Publikacja zauważa, że prezydent Francji Emmanuel Macron mówi teraz o wysłaniu wojsk lądowych, podczas gdy sekretarz generalny NATO Jens Stoltenberg proponuje rozmieszczenie kontyngentu wojskowego bloku na granicy Ukrainy i Białorusi.
„Nadchodzące miesiące będą decydujące” – podsumowuje artykuł.

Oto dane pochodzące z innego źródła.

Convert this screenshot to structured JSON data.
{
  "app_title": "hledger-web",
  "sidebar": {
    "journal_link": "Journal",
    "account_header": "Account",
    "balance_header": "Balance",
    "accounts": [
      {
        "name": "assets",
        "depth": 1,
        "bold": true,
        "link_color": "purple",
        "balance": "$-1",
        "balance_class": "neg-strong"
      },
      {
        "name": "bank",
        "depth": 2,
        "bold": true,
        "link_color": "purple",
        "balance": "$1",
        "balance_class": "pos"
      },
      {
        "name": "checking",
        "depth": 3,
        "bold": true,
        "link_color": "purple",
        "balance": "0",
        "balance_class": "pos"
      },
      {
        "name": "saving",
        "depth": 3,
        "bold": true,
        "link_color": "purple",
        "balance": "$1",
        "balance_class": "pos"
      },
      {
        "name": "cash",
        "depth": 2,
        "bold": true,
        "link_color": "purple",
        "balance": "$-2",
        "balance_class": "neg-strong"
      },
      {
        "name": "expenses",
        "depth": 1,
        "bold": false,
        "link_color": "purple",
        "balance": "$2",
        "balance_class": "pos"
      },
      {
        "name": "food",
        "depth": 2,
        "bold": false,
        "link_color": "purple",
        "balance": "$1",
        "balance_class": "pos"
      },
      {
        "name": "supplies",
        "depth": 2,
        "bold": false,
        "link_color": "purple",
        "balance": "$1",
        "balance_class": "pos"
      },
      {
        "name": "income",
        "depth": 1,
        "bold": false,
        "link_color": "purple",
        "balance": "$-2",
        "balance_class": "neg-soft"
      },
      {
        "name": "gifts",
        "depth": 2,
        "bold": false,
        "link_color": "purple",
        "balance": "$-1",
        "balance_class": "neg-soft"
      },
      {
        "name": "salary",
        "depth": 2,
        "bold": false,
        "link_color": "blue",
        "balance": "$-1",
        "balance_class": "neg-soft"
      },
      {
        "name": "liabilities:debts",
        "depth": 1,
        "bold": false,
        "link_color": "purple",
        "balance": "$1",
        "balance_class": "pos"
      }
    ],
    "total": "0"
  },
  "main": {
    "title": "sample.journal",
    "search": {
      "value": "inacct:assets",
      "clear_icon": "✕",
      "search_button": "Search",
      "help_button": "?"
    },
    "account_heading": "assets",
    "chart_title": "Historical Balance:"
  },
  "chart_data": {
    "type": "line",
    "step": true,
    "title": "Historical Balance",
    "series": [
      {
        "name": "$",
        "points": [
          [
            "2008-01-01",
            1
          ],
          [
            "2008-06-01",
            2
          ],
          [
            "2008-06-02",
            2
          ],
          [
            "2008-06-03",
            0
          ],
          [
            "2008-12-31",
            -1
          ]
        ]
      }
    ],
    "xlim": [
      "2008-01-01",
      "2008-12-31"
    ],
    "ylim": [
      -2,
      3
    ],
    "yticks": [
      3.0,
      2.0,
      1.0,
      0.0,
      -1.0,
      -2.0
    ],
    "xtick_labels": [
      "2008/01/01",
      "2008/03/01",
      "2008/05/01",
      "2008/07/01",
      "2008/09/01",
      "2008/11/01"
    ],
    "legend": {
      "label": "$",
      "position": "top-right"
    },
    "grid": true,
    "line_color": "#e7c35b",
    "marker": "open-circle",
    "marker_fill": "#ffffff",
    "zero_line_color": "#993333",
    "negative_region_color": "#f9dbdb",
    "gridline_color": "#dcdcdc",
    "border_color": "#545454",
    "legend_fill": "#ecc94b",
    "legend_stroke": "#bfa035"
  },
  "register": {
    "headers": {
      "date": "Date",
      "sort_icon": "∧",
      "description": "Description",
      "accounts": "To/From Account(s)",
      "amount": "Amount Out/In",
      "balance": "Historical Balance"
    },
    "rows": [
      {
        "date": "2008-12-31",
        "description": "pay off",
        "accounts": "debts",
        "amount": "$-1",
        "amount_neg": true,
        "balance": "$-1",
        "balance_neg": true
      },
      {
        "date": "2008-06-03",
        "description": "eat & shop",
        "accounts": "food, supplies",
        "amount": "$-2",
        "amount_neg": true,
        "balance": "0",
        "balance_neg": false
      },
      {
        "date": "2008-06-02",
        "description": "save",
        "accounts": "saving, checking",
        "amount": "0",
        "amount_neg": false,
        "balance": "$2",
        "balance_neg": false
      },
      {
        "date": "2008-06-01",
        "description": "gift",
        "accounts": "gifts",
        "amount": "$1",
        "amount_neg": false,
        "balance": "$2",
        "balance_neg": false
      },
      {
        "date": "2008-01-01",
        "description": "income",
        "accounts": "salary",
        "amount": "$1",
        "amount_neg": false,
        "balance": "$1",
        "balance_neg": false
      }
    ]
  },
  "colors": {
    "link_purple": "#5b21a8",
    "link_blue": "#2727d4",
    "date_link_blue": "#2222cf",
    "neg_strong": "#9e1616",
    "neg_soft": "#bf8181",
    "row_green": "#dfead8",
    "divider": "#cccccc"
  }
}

Na początku lutego minister obrony Siergiej Szojgu powiedział podczas telekonferencji z wyższym personelem rosyjskich sił zbrojnych, że straty Ukrainy w styczniu przekroczyły 23 000 osób. Stwierdził, że Kijów rzuca do walki swoje pozostałe rezerwy i pospiesznie przeprowadza przymusową mobilizację, aby zapobiec załamaniu się obrony. Jednocześnie rosyjskie jednostki posuwają się naprzód i rozszerzają swoje strefy kontroli.
Pod koniec lutego Macron, przemawiając do dziennikarzy po konferencji na temat wsparcia Ukrainy, która odbyła się w Paryżu, powiedział, że przywódcy krajów zachodnich dyskutowali o możliwości wysłania wojsk, ale nie osiągnęli konsensusu.
Ponadto powiedział, że członkowie UE zgodzili się stworzyć kolejną, dziewiątą koalicję w celu zaopatrzenia Ukrainy w bomby i pociski dalekiego zasięgu. Prezydent przypomniał, że istnieje już osiem europejskich koalicji ułatwiających dostawy broni, w tym systemów obrony powietrznej, artylerii i amunicji do Kijowa.